The fixture’s OLEDs provide 700 lumens while a choice of LED output includes 3,000, 4,000 and 6,000 lumens, and 3,000K, 3,500K and 4,000K in 80+ and 90+ CRI options.
“OLED is just pure emission of light over the thin surface,” he said. “It’s light you can hold in your hand. Between OLED and LED, one doesn’t replace the other. Each does what it does well. For instance, you wouldn’t use today’s OLEDs for warehouse or sport venue lighting.”
Dealing with drivers
Drivers that run LED lighting can challenge OLEDs.
“Because OLED internal resistance changes over time, constant voltage drivers do not work well with OLEDs [unlike LEDs],” Curran said. “The other type of power supply used with LEDs—constant current—also requires some modifications for use with OLEDs due to internal capacitance differences. Dimmable drivers that incorporate PWM [pulse width modulation] that work fine with LED sources, will shorten the life of an OLED. Ripple (the amount of variation in output) also must be significantly lower for OLED drivers.”
While Acuity Brands has its own OLED-specific drivers, Schimmelpfenning offered this insight.
“Most of the drivers today are programmable,” he said. “So you can set the drive current. If you operate that same driver you must program it for either an LED stream or OLED. That’s key. Single- to three-panel OLED fixtures need a small driver. While we can do it with our product, the OLED market has not become big enough to offer its own drivers.”
A key demo
In February 2017, the DOE’s Gateway program evaluated a number of different OLED luminaires through an on-site demonstration/evaluation at DeJoy, Knauf & Blood LLP in Rochester, N.Y. Acuity Brands’ LED and OLED products were predominant.
OLED luminaires provided office and break areas with needed task lighting and face and room surface lighting, and also served as a decorative element. Gateway report authors said the OLED luminaires provided comfortable luminance levels, acceptable color quality and controllability, and attractive design. OLEDWorks panels were connected to 0–10 volt dimmers and driven by dedicated OLED drivers. Flicker was negligible. The combined lighting load of OLED and LED was 0.6 watts per square foot, reported as “well below the ASHRAE/IES 90.1 2013 maximum allowed lighting power density (Building Area Method) of 0.82 for office spaces.”
Estimating lifetime
While the Illumination Engineering Society (IES) has standards for LED lifetime, none currently exist for OLED. Curran said that also is holding back OLED lighting.
Jeannine Wang, director of Design Partnership for Acuity Brands, doesn’t disagree but had some additional thoughts.

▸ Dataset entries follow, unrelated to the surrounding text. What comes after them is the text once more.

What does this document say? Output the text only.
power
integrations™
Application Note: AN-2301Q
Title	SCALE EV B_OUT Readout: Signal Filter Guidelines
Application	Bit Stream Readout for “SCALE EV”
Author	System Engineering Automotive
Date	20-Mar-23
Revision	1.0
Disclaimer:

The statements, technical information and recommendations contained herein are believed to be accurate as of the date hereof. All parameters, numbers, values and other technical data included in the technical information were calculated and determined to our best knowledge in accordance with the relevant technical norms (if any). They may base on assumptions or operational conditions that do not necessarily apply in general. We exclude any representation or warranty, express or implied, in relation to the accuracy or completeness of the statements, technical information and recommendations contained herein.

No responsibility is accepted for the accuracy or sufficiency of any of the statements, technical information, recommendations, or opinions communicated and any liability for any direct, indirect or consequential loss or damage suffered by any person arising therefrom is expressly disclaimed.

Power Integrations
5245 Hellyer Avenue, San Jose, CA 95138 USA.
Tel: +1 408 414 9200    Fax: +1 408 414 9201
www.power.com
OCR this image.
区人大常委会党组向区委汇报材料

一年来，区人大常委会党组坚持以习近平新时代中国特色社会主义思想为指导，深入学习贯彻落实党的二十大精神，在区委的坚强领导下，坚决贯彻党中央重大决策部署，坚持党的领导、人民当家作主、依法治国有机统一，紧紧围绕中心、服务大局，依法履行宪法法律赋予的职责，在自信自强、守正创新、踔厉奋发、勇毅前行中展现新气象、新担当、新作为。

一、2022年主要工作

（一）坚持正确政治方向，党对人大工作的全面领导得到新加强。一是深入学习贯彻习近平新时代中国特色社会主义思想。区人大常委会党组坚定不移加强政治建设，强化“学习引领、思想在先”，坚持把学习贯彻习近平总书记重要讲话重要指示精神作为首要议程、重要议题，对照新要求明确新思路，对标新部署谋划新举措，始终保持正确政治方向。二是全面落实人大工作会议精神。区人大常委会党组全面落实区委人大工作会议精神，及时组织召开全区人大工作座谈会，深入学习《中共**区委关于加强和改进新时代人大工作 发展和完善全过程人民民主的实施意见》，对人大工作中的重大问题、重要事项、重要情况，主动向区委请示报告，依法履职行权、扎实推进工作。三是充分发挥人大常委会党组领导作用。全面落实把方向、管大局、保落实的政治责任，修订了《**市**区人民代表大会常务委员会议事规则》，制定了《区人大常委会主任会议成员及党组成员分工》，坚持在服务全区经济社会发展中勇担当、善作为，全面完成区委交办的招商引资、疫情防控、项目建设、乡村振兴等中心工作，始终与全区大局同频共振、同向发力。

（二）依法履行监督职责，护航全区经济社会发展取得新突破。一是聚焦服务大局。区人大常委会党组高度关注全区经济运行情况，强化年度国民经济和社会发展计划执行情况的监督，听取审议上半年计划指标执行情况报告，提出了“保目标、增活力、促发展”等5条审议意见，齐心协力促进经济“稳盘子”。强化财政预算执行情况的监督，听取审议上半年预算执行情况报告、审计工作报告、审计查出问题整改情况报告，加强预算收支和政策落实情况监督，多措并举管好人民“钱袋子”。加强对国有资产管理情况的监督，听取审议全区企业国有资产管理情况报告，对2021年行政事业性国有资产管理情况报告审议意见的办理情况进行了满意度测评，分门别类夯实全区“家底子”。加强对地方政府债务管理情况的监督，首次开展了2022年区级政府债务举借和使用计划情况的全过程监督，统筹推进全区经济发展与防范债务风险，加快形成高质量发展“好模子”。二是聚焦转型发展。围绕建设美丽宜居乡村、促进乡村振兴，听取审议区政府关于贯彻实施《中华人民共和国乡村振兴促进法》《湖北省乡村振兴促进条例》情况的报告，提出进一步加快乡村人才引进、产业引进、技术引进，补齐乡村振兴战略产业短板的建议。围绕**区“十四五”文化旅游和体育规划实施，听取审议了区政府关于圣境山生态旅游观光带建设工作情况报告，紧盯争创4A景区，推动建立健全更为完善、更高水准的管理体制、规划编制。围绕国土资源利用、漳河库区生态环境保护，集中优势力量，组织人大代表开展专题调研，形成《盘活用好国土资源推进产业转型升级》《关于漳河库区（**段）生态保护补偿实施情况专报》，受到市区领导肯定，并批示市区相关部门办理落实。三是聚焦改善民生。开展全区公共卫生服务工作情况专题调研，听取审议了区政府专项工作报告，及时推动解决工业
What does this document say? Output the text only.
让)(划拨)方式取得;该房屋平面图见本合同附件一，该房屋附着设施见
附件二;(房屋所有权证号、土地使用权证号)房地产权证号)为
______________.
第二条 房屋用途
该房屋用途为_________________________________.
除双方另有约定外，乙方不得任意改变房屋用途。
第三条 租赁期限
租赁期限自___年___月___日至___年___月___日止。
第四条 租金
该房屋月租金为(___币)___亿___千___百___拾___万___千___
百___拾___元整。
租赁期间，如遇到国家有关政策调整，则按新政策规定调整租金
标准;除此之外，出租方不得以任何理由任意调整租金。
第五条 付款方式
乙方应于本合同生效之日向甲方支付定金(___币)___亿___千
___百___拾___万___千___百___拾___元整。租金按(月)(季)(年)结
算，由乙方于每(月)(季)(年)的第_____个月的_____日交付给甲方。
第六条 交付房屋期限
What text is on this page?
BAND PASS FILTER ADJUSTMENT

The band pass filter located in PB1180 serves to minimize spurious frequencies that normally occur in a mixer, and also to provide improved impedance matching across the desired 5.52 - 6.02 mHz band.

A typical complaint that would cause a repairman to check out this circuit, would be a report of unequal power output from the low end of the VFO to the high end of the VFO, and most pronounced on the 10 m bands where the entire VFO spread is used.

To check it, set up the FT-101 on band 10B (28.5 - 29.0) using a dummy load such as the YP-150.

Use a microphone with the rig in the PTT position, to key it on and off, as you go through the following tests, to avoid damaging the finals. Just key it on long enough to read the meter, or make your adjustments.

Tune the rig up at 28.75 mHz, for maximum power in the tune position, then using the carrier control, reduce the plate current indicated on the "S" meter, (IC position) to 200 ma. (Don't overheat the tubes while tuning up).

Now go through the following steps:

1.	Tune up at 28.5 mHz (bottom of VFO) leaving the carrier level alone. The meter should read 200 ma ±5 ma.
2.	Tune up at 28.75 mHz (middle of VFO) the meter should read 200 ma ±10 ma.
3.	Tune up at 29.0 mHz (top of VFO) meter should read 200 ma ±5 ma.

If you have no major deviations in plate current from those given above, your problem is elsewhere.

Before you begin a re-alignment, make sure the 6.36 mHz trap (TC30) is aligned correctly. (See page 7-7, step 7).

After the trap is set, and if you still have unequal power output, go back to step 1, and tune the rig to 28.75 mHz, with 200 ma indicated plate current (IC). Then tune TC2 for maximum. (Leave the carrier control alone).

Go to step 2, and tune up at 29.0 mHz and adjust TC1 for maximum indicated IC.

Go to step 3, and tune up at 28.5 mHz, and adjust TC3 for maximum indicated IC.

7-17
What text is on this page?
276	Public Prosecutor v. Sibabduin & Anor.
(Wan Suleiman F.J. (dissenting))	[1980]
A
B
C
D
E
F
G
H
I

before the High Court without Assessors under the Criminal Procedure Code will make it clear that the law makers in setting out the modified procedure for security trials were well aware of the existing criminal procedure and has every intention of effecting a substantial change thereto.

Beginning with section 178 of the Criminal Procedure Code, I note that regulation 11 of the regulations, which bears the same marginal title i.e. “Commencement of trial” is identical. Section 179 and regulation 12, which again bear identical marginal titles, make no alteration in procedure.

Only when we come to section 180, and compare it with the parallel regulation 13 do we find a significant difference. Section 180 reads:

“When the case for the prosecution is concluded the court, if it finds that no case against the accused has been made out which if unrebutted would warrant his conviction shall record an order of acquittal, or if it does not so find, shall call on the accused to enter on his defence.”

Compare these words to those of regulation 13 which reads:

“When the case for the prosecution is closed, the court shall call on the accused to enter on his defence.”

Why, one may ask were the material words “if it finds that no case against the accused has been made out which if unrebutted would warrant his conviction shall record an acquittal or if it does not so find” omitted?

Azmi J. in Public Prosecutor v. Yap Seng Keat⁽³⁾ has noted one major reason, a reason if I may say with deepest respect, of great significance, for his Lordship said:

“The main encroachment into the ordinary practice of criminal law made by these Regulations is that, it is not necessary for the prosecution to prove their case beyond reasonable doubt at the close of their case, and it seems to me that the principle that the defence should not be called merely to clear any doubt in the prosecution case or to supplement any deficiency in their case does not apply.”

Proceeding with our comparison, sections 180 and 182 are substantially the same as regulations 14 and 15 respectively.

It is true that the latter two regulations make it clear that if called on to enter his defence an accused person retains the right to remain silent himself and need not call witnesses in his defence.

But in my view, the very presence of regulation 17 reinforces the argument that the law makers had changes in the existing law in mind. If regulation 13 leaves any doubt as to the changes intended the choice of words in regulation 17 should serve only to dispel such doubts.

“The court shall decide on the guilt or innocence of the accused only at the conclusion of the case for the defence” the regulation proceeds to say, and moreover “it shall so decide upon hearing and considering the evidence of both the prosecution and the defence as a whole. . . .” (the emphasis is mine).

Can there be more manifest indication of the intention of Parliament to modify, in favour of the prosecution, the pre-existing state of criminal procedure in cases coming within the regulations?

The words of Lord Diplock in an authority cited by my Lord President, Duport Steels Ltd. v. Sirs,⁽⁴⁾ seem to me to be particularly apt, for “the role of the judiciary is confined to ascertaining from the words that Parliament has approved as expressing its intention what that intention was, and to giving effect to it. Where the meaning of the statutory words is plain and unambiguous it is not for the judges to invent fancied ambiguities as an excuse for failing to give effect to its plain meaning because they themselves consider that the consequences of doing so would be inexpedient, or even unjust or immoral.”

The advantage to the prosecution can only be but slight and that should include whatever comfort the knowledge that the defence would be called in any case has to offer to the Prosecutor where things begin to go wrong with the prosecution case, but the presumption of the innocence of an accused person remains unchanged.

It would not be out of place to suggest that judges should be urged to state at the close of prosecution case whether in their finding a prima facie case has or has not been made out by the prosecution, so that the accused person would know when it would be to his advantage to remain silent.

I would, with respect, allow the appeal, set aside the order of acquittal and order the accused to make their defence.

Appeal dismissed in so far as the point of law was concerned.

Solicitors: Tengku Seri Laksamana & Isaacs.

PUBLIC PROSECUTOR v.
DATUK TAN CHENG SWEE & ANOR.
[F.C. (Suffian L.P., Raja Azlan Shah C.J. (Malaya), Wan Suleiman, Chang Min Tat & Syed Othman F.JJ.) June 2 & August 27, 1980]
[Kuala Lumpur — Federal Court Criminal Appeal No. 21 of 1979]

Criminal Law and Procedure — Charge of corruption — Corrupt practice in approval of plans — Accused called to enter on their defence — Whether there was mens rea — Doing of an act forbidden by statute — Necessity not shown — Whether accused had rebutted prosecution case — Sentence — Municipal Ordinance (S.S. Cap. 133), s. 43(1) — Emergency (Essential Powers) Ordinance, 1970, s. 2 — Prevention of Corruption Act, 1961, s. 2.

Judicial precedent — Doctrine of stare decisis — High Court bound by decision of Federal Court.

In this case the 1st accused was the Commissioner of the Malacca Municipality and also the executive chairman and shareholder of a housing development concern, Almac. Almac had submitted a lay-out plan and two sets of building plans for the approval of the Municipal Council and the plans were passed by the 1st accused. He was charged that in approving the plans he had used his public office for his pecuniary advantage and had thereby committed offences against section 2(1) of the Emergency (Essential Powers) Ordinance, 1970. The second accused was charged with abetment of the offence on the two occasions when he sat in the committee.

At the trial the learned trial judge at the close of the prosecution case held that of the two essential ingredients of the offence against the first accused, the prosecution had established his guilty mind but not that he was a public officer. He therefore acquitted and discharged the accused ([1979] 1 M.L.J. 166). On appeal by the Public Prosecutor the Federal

“With respect to lifetime, partly what happened with LEDs is they had very different depreciation curves [from one chip to the next] that affected how they could or should be tested to determine their lifetime,” Wang said. “This variability is what led to the development of IES TM-21. On the other hand, OLEDs have a more predictable depreciation curve, so it is easier to predict lifetime. Therefore, a standard like TM-21 is probably not needed for OLED, although the basic lifetime testing standard [LM-80] needs to evolve to include OLED in its scope. Heat, and its impact on device performance, is less of an issue for OLED.”
Color shifts with OLED are not prevalent.
“Using the TM-30 standard that looks at fidelity and gamut across the whole color space, there is very little difference in color rendering between LED and OLED,” Wang said. “One visible difference is better reds with OLEDs.”
OLEDs also close LED’s “green gap,” Curran said.
“Now is the time for the OLED industry to pull up their sleeves and try out different things [and] introduce this lighting to architects,” Schimmelpfenning said. “We introduced flat-panel OLED fixture designs for Home Depot, including pendants, wall sconces, and ceiling- and flush-mount designs. This is one more step in introducing OLED light to the general public.”